Session: 3.5.1 - Coupled Multiphysics Simulation I

Paper Number: 157456

157456 - Improving Performance of Latent Heat Thermal Energy Storage System by Integrating Non-Standard Fin Design Configurations 

Abstract: 

The widespread implementation of renewable energy solutions necessitates efficient latent heat storage (LHS) systems. This study aims to improve the charging/melting efficiency of an LHS system by designing and optimizing nature-inspired fins. A two-dimensional heat transfer model is developed to analyze the melting process numerically and examine the melting behavior of the phase change material (PCM), specifically RT-82, in a fin-equipped LHS system. Previous research has shown few integrations of natural convection (NC) with metal foam, nanoparticles, and fins. This study explores how different fin designs, metal foams, nanoparticles, and NC affect the system's performance. It assesses the Fourier number changes from 0.015 to 0.16 while maintaining a constant Stefan number of 0.20. The research tracks the dynamic temperature distribution and interactions between fin configurations and NC to evaluate the PCM's charging/melting dynamics over time, considering the non-thermal equilibrium between nanoPCM/PCM and metal foam. Findings reveal that NC markedly impacts the melting patterns within the LHTES (Latent Heat Thermal Energy Storage) system, notably enhancing the charging/melting rate compared to configurations without NC. Improved fin designs and increased fin numbers lead to more uniform temperature distributions and higher melting rates by enhancing thermal conduction and NC interactions.

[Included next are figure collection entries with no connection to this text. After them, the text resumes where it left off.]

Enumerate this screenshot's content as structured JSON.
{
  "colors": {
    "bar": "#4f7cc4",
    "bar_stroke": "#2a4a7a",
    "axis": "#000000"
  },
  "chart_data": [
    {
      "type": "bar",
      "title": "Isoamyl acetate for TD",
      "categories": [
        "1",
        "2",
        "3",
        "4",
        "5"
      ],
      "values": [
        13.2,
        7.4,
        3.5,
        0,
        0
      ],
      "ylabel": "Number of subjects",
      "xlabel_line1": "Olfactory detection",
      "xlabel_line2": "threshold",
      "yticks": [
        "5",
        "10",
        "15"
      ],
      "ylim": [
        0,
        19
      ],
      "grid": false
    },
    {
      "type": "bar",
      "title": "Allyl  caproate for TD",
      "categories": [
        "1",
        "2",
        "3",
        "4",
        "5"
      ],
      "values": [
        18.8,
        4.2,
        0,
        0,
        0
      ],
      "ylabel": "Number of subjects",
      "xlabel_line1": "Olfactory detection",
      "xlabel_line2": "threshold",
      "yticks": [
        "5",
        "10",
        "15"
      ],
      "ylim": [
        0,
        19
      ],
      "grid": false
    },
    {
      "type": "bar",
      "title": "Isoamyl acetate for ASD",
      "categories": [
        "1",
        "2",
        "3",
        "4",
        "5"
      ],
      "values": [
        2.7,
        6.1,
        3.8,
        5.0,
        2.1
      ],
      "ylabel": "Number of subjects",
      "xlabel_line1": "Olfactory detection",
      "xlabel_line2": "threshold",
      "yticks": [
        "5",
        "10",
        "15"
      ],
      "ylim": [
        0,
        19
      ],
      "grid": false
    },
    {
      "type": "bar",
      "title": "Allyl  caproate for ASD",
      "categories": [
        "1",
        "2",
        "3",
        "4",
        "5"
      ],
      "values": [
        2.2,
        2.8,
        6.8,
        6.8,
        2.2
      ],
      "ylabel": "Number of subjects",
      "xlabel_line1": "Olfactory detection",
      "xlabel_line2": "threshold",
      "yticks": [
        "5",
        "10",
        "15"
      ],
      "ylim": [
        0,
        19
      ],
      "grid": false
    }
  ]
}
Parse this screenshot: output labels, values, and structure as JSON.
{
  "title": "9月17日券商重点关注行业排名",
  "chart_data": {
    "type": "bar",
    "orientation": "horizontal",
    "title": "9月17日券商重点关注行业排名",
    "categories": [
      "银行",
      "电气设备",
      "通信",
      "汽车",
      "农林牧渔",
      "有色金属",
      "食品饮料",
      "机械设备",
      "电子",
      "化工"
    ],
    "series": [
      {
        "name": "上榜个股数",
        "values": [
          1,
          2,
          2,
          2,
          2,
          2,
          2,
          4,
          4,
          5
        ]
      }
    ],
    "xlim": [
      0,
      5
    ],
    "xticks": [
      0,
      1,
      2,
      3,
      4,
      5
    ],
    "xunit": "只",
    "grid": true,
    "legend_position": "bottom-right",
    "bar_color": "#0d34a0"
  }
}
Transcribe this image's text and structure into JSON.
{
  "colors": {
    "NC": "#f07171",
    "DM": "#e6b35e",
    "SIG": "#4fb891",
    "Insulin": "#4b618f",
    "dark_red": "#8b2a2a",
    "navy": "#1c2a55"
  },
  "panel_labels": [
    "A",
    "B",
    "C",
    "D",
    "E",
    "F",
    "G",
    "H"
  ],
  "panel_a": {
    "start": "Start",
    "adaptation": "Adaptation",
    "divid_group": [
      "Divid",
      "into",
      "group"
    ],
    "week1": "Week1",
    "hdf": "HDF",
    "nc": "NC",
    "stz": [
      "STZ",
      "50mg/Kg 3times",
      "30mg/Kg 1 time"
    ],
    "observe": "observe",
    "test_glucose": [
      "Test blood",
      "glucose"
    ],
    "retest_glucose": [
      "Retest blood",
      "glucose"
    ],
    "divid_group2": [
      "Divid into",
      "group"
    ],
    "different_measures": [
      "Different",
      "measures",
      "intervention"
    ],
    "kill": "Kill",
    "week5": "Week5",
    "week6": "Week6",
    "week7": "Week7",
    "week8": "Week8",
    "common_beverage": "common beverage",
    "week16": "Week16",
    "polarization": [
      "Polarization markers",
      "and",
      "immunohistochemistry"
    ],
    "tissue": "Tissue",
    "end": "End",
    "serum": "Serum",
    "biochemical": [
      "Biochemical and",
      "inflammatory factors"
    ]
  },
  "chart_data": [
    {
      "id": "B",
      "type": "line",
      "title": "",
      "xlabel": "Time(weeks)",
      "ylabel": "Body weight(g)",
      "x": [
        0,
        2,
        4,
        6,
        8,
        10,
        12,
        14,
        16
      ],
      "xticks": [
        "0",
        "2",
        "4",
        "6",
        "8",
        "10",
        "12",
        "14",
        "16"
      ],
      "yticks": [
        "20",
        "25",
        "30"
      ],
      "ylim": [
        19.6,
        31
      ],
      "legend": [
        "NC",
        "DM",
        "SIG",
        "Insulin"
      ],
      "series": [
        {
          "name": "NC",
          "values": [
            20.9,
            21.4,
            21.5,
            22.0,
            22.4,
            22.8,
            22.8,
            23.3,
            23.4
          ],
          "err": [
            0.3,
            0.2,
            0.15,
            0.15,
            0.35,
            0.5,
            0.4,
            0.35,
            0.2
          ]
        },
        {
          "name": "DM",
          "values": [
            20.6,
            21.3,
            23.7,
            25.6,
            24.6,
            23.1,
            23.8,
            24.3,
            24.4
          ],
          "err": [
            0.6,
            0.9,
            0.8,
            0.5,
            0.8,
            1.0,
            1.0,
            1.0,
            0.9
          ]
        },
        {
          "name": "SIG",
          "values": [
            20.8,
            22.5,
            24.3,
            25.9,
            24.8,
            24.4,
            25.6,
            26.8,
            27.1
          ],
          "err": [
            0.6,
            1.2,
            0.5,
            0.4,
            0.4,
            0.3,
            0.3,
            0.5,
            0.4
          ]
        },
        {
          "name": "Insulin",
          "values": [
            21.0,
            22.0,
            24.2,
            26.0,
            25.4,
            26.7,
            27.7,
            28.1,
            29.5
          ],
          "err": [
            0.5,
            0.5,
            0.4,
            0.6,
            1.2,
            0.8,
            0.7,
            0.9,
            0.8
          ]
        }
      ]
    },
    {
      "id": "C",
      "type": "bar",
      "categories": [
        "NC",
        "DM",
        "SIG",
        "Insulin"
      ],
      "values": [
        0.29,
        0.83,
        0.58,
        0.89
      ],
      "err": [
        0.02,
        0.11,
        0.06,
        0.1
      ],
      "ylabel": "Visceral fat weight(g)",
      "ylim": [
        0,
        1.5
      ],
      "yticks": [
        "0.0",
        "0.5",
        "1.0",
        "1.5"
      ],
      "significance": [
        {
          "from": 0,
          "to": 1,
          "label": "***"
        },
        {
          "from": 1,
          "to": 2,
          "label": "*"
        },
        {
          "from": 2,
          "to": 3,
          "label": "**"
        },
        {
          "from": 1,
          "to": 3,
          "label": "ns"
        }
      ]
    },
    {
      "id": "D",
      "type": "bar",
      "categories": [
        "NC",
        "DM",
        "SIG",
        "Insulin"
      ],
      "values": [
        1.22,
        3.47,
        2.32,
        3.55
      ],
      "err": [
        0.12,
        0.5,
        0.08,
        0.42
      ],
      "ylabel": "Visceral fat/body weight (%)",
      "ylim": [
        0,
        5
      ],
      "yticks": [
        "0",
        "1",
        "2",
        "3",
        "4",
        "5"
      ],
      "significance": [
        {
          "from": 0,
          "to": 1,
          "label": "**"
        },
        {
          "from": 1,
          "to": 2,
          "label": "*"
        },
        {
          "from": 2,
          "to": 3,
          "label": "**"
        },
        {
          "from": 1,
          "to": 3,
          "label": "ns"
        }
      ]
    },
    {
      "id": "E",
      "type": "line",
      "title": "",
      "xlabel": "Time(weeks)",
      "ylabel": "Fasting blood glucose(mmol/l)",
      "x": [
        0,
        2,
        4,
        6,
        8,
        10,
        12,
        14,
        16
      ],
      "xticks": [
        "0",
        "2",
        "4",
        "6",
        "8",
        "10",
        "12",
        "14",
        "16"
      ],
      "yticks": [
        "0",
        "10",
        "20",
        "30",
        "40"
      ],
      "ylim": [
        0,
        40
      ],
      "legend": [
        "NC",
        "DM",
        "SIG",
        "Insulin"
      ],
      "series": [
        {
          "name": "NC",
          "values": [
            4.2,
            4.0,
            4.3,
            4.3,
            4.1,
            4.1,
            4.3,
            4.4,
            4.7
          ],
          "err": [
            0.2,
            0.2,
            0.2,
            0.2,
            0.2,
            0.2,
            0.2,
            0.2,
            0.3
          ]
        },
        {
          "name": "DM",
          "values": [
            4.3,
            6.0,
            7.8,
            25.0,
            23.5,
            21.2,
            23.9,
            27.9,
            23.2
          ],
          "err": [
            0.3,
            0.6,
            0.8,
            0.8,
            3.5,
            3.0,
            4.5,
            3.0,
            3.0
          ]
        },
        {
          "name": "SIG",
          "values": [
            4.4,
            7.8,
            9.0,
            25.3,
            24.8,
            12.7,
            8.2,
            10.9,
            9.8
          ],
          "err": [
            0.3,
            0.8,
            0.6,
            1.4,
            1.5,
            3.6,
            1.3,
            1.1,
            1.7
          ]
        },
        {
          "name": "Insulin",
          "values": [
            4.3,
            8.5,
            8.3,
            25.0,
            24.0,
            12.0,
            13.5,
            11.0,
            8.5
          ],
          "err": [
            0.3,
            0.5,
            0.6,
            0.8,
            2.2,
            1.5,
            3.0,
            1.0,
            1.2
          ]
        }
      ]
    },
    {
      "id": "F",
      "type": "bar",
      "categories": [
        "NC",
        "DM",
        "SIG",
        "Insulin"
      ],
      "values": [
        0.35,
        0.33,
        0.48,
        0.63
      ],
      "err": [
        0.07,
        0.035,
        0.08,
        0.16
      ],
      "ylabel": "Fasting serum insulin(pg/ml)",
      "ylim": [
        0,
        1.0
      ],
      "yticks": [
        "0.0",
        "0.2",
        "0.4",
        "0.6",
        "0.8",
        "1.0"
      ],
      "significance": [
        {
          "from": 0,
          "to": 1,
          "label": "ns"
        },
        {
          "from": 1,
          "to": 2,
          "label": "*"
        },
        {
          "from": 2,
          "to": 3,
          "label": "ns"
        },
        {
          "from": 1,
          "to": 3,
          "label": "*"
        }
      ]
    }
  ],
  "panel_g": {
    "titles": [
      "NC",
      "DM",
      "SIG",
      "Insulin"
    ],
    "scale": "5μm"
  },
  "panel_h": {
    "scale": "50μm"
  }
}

The typically low thermal conductivity in PCM storage devices often leads to less than optimal performance, which this research addresses by introducing nanoparticles like CuO, Cu and Al₂O₃, and using copper metal foams. Furthermore, the study evaluates how metal foam porosity and nanoparticle volume fraction affect the LHTES system's charging/melting efficiency using the enthalpy-porosity technique.

Presenting Author: Prashant Saini National Renewable Energy Laboratory (NREL)

Presenting Author Biography: I am a Post-Doctoral Researcher at the National Renewable Energy Laboratory (NREL) in the United States, with a strong focus on solar thermal systems for industrial applications. I hold a Ph.D. in Mechanical Engineering from the Indian Institute of Technology Mandi, where my dissertation centered on designing and developing systems for the efficient utilization of solar heat in industrial process. My research includes advancing Concentrated Solar Power (CSP) technologies, heat storage solutions, and system integration to reduce dependency on fossil fuels in industrial processes. Currently, I am engaged in projects that explore innovative ways to store and deliver solar heat for high-temperature applications, aiming to make renewable energy a practical choice for industries. Through my work, I seek to drive the adoption of solar-based energy systems that contribute to sustainable and low-carbon industrial operations.